Nampaknya cukup baik, sudah kering dan tinggal membuka jahitan dan
memasang perban baru. Pekerjaan yang tidak terlalu sulit, sehingga atas
persetujuan dokter, saya putuskan untuk melakukannya sendiri.
Sambil menangani lukanya, saya bertanya apakah dia punya
janji lain hingga tampak terburu-buru.
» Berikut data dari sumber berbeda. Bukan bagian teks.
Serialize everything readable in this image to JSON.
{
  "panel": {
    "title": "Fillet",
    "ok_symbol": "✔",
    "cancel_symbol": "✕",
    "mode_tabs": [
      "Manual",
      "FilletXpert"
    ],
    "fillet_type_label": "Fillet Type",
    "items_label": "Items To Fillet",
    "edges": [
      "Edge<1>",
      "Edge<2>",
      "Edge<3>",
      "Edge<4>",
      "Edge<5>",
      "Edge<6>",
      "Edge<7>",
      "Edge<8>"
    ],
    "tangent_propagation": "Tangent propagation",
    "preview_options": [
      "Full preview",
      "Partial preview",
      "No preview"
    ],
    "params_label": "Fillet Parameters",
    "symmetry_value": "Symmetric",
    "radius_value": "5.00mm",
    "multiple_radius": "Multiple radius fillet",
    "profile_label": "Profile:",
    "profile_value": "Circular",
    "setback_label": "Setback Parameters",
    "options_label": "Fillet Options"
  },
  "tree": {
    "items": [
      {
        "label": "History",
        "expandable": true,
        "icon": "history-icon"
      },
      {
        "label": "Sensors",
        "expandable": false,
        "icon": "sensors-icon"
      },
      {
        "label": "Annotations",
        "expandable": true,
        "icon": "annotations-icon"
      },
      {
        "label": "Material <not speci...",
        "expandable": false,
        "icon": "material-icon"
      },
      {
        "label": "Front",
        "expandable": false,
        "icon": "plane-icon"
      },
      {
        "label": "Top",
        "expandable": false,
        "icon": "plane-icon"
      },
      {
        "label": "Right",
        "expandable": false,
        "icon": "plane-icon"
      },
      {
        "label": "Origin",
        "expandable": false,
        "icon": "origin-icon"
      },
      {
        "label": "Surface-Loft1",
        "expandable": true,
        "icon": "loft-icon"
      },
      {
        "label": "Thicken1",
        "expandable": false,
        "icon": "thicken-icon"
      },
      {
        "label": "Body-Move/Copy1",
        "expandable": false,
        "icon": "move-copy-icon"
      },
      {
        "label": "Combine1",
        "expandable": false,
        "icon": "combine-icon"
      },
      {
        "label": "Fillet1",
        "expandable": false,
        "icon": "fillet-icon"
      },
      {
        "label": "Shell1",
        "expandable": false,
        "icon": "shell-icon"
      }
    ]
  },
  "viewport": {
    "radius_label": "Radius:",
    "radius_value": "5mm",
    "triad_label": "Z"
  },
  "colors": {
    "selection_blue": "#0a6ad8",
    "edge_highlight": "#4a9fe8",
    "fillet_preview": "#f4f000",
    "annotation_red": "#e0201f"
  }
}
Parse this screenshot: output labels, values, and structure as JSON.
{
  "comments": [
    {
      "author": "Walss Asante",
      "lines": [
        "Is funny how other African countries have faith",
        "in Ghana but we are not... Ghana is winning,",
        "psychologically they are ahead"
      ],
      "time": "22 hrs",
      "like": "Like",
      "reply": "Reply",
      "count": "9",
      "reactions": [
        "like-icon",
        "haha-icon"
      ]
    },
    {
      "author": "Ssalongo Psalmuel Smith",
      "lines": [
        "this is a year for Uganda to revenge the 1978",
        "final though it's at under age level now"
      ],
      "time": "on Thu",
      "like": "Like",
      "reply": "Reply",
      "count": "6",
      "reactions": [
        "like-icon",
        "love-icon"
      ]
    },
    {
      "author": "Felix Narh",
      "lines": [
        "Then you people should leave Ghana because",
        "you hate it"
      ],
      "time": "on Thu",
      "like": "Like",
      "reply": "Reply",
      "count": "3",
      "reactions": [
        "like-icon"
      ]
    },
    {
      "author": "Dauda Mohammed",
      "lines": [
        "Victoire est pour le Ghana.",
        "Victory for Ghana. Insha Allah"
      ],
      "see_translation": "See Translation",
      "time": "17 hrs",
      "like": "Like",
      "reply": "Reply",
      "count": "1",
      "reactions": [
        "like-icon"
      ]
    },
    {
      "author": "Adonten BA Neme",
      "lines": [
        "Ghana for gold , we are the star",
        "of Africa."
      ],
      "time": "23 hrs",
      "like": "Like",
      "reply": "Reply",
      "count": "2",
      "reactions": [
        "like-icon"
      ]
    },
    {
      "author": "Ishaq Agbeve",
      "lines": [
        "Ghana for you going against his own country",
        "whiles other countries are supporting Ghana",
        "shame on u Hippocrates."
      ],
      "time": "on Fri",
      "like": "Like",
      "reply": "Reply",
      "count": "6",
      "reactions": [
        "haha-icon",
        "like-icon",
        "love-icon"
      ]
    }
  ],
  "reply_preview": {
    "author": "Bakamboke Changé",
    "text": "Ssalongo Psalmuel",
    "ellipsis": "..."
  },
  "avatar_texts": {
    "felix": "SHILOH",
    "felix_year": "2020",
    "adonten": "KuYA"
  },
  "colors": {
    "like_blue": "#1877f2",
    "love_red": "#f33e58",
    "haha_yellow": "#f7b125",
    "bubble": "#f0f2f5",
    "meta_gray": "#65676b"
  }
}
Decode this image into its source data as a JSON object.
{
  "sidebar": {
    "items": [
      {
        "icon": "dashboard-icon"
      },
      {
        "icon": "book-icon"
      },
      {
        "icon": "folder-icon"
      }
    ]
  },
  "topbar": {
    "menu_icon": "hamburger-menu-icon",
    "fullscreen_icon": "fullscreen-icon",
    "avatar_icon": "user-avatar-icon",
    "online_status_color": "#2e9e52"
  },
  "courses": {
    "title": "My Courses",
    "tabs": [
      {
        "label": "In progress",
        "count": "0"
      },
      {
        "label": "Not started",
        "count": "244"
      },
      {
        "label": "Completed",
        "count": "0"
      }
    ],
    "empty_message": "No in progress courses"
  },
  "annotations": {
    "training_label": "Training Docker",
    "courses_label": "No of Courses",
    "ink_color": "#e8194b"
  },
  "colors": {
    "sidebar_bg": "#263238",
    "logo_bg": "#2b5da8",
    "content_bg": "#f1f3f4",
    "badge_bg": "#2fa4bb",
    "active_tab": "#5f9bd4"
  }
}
Lelaki tua itu menjawab tidak, dia
hendak ke rumah jompo untuk makan siang bersama istrinya, seperti yang
dilakukannya sehari-hari. Dia menceritakan bahwa istrinya sudah dirawat disana
sejak beberapa waktu dan istrinya mengidap penyakit Alzheimer.
Lalu saya
bertanya apakah istrinya akan marah kalau dia datang terlambat. Dia menjawab
bahwa istrinya sudah tidak lagi dapat mengenalinya sejak 5 tahun terakhir. Saya
sangat terkejut dan berkata,
“Bapak masih pergi kesana setiap hari walaupun istri Bapak
tidak kenal lagi?”
Dia tersenyum sambil tangannya menepuk tangan saya dan
berkata,
“Dia memang tidak mengenali saya, tetapi saya masih mengenali
dia, kan?”
Saya terus menahan air mata sampai kakek itu pergi, tangan
saya masih tetap merinding. Cinta kasih seperti itulah yang saya mau dalam
hidupku. Cinta sesungguhnya tidak bersifat fisik atau romantis. Cinta sejati
adalah menerima apa adanya yang terjadi saat ini, yang sudah terjadi, yang akan
terjadi, dan yang tidak akan pernah terjadi.